Son las palabras a la prensa de Sanna Marin, primera ministra de Finlandia. A su lado las corroboraba Magdalena Andersson, primera ministra de Suecia. Ocurrió al terminar la reunión de ambas este sábado 5 de marzo en Helsinki, una elocuente respuesta conjunta al explícito ultimátum previo de Rusia. La vocera de la cancillería rusa había dicho que “el ingreso de Finlandia y Suecia en OTAN, primordialmente una alianza militar, tendría serias consecuencias militares y políticas que exigirían una respuesta de nuestro país”.

Con lo cual la idea que ambos países “no están directamente amenazados”, según palabras de Marin, solo puede entenderse como uno de los habituales eufemismos del lenguaje diplomático.

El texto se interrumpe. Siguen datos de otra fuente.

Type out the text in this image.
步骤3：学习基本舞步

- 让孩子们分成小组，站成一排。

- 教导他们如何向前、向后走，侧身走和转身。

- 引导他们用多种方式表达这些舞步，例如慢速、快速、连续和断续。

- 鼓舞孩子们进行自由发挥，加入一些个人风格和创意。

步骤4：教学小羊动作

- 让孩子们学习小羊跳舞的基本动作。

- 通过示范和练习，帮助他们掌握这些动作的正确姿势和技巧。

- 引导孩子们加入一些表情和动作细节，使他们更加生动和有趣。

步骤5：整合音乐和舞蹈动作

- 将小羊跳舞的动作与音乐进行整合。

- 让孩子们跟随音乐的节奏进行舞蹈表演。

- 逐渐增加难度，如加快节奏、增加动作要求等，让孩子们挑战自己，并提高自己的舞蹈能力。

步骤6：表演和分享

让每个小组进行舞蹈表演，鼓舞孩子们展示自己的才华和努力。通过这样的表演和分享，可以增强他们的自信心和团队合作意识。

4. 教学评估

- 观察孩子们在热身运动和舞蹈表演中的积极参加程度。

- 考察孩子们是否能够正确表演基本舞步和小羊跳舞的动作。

Ambas naciones son formalmente neutrales—no son miembros de la Alianza Transatlántica—pero subráyese “formalmente”, pues habitan una zona gris. Ello se deriva del hecho que tienen varios acuerdos de cooperación con OTAN, iniciados cuando ambos países suscribieron el “Programa de Asociación para la Paz” en 1994. Los mismos se materializaron con el envío de tropas a operaciones militares—por ejemplo, a Kosovo, Afganistán e Irak—y se expandieron y profundizaron en el tiempo.

Para dichas naciones, el progresivo acercamiento a OTAN es consecuencia directa de la creciente vulnerabilidad de ser neutrales; especialmente desde que Putin llegó al poder en 1999. Para Finlandia, independiente de Rusia solo a partir de 1917, la “finlandización”—término de la Guerra Fría que denota una neutralidad basada en la influencia de Rusia sobre su política exterior y asuntos internos—se hizo cada vez más restrictiva.

Para Suecia, la historia de la intimidación soviética se ilustra por los frecuentes episodios de submarinos violando aguas territoriales. El expansionismo ruso bajo Putin ha acrecentado los históricos temores de la Guerra Fría. De hecho, todas las simulaciones rusas de un posible conflicto en el Mar Báltico comienzan con la toma de la estratégica isla de Gotland, de soberanía sueca.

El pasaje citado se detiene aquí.